Rapid Re-Housing (RRH) – a type of permanent housing project that provides short-term financial assistance and support to quickly re-house homeless households in their own independent housing. The goal is to quickly move households out of homelessness and back into permanent housing, providing the lightest level of service necessary to assist the household. 

Referral Connecting a client to a community resource through an electronic process. 

Release of Information (ROI) – The consent form that individuals/households complete and sign to grant consent for their personal information to be entered into HMIS and used for CHC.  informed consent (opt-out) 

Service Line a specific grouping of “like” projects and is based on project type (PSH/RRH/TH/ES/etc) 

Supported Solutions Focuses on providing support to help families and individuals identify a safe, alternative housing option, even if temporary, at or immediately after entry into the coordinated entry system. This strategy can prevent homelessness for people seeking shelter by helping them identify immediate alternate housing arrangements and, if necessary, connecting them with services and financial assistance to help them return to permanent housing.

Transitional Housing (TH) – Temporary housing with services to facilitate movement of homeless individuals and families to permanent housing within 24 months. 

The Runaway and Homeless Youth Act (RHYA) Defines youth experiencing homelessness as individuals who are “not more than 21 years of age…for whom it is not possible to live in a safe environment with a relative and who have no other safe alternative living arrangement.” This definition includes only those youth who are unaccompanied by families or caregivers. 

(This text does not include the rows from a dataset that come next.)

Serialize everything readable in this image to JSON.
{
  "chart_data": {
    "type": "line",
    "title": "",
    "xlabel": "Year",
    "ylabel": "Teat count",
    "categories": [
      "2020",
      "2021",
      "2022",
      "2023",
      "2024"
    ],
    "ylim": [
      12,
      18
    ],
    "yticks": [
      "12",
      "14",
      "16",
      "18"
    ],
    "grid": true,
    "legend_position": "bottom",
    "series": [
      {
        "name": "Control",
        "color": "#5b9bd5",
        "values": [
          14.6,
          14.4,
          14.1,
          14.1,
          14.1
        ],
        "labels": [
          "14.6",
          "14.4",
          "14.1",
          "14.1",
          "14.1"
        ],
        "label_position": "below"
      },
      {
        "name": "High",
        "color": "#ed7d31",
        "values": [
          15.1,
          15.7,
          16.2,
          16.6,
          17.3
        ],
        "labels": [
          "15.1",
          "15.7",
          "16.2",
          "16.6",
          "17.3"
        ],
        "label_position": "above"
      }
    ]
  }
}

The US Department of Education Homeless Children and Youth – Subtitle VII-B of the McKinney-Vento Homeless Assistance Act (per Title IX, Part A of the Elementary and Secondary Education Act, as amended by the Every Student Succeeds Act) defines homelessness as follows: 

1. means individuals who lack a fixed, regular, and adequate nighttime residence (within the meaning of section 103(a)(1)); and, 

2. Includes  

  • children and youths who are sharing the housing of other persons due to loss of housing, economic hardship, or a similar reason; are living in motels, hotels, trailer parks, or camping grounds due to the lack of alternative adequate accommodations; are living in emergency or transitional shelters; or are abandoned in hospitals;  
  • children and youths who have a primary nighttime residence that is a public or private place not designed for or ordinarily used as a regular sleeping accommodation for human beings (within the meaning of section 103(a)(2)(C));  
  • children and youths who are living in cars, parks, public spaces, abandoned buildings, substandard housing, bus or train stations, or similar settings; and  
  • migratory children (as such term is defined in section 1309 of the Elementary and Secondary Education Act of 1965) who qualify as homeless for the purposes of this subtitle because the children are living in circumstances described in clauses (i) through (iii).  

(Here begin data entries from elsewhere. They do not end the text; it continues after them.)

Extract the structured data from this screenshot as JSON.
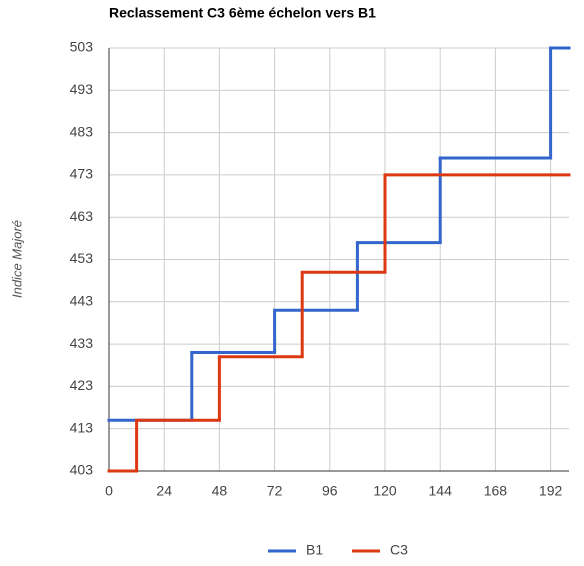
{
  "chart_data": {
    "type": "step",
    "title": "Reclassement C3 6ème échelon vers B1",
    "y_label": "Indice Majoré",
    "xlim": [
      0,
      200
    ],
    "xticks": [
      0,
      24,
      48,
      72,
      96,
      120,
      144,
      168,
      192
    ],
    "ylim": [
      403,
      503
    ],
    "yticks": [
      403,
      413,
      423,
      433,
      443,
      453,
      463,
      473,
      483,
      493,
      503
    ],
    "grid": true,
    "legend": "bottom",
    "series": [
      {
        "name": "B1",
        "color": "#3366cc",
        "x": [
          0,
          36,
          72,
          108,
          144,
          192
        ],
        "values": [
          415,
          431,
          441,
          457,
          477,
          503
        ]
      },
      {
        "name": "C3",
        "color": "#dc3912",
        "x": [
          0,
          12,
          48,
          84,
          120
        ],
        "values": [
          403,
          415,
          430,
          450,
          473
        ]
      }
    ]
  }
}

U.S. Department of Housing and Urban Development (HUD) Federal agency responsible for administering housing homelessness programs including the CoC and ESG Programs. 

U.S. Department of Veteran Affairs (VA) Federal agency responsible for providing health care and other services, including assistance to end homelessness, to veterans and their families 

Victim Service Provider – A private nonprofit organization whose primary mission is to provide services to victims of domestic violence, dating violence, sexual assault, or stalking. This term includes rape crisis centers, battered women’s shelters, domestic violence transitional housing projects, and other projects. 

Vulnerability Index – Service Prioritization Decision Assistance Tool (VI-SPDAT) – A pre-screening tool designed by OrgCode Consulting, Inc. and Community Solutions that can be conducted to quickly determine whether a client has high, moderate, or low acuity.